How do I get the rectangles which would fill out a space *excluding* some other rectangles?

Question

Title says it all. For example: I want to get all the green rectangles, given the red rectangles. I know the size of the bounding rectangle.

The red rectangles may overlap.

Answer 1

Here's a divide-and-conquer algorithm; the idea is broadly similar to quicksort. I've assumed that the rectangles don't overlap, and that they are all contained within the bounding box, although the boundaries might touch.

• If the bounding box is degenerate (i.e. zero width or zero height), do nothing.
• Otherwise if there are no rectangles, then just yield the bounding box itself.
• Otherwise:
  • Choose a rectangle from the list to be the "pivot".
  • Create new bounding boxes for "above", "left", "right" and "below" the pivot.
  • Build lists of rectangles "above", "left", "right" and "below" the pivot by filtering the list for rectangles which intersect each new bounding box, and clipping them to the bounding box.
  • Recursively subdivide the "above", "left", "right" and "below" bounding boxes by the new lists of rectangles that are within them, respectively.

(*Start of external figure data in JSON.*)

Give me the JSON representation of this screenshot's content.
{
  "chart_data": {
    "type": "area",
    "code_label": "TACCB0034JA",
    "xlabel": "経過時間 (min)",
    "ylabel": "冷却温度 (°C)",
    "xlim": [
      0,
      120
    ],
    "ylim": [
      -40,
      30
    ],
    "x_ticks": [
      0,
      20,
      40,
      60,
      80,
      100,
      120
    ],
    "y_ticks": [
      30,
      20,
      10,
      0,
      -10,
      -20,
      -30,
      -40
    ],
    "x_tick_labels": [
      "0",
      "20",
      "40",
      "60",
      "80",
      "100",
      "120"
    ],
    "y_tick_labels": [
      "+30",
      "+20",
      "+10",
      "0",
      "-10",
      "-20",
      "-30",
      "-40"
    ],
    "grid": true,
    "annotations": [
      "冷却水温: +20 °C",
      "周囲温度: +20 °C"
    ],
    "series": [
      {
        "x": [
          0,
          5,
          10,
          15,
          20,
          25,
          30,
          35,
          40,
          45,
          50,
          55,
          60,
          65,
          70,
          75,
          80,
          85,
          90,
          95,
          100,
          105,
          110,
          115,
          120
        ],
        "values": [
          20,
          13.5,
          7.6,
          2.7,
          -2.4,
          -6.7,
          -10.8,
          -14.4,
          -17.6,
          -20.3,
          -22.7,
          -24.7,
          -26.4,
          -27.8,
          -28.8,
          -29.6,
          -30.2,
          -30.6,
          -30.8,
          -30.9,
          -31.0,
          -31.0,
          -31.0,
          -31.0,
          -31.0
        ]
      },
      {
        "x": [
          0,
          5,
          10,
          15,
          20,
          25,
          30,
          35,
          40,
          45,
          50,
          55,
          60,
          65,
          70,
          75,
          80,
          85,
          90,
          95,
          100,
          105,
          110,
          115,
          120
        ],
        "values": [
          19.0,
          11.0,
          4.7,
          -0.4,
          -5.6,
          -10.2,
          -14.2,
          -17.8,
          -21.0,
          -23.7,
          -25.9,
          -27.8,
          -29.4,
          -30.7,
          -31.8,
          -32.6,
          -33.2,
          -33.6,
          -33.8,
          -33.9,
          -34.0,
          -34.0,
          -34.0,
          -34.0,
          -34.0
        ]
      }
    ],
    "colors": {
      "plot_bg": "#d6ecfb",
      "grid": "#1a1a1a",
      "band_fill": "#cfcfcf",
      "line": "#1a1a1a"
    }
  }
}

Each rectangle can be involved in at most 2 of the 4 recursive calls. If the pivot is chosen randomly, and most rectangles don't overlap vertically with most other rectangles, then on average each rectangle is involved in one recursive call. Since the non-recursive work takes linear time, the expected running time in that case is O(n log n) where n is the number of rectangles.

An implementation in Python:

import random
from collections import namedtuple

Rectangle = namedtuple('Rectangle', 'x1 y1 x2 y2')

def intersects(b, r):
    return b.x1 < r.x2 and b.x2 > r.x1 and b.y1 < r.y2 and b.y2 > r.y1

def clip_rect(b, r):
    return Rectangle(
        max(b.x1, r.x1), max(b.y1, r.y1),
        min(b.x2, r.x2), min(b.y2, r.y2)
    )

def clip_rects(b, rects):
    return [clip_rect(b, r) for r in rects if intersects(b, r)]

def split_rectangles(b, rects):
    if b.x1 >= b.x2 or b.y1 >= b.y2:
        pass
    elif not rects:
        yield b
    else:
        # randomize to avoid O(n^2) runtime in typical cases
        # change this if deterministic behaviour is required
        pivot = random.choice(rects)

        above = Rectangle(b.x1,     b.y1,     b.x2,     pivot.y1)
        left  = Rectangle(b.x1,     pivot.y1, pivot.x1, pivot.y2)
        right = Rectangle(pivot.x2, pivot.y1, b.x2,     pivot.y2)
        below = Rectangle(b.x1,     pivot.y2, b.x2,     b.y2)

        yield from split_rectangles(above, clip_rects(above, rects))
        yield from split_rectangles(left,  clip_rects(left,  rects))
        yield from split_rectangles(right, clip_rects(right, rects))
        yield from split_rectangles(below, clip_rects(below, rects))

Example: as you can see, it doesn't use a minimal number of rectangles, since there are two on the right-hand side that could be joined together vertically.

If minimising the number of rectangles is important, you would want to consider different bounding boxes for "above", "left", "right" and "below", and do a second pass over the result to join any rectangles together if they have two sides which are equal as line segments.

Answer 2

The most simple solution is as follows.

Create two lists xlist and ylist, for each red rectangle and each corner of it, insert the x coordinate of that point into xlist and the y coordinate into ylist. Do the same with the bounding box.

Sort and remove duplicates from xlist and ylist.

For each two neighbouring elements x1, x2 in xlist and each two neighbouring elements y1, y2 in ylist (two nested for loops), create a new green rectangle using the coordinates x1, x2, y1, y2 (unless the new green rectangle overlaps with any of the red rectangles).

This will give you more green rectangles than necessary, but you did not give any restrictions, so here it goes ;)

You could easily merge neighbouring green rectangles in one line if you'd like to limit the number of rectangles.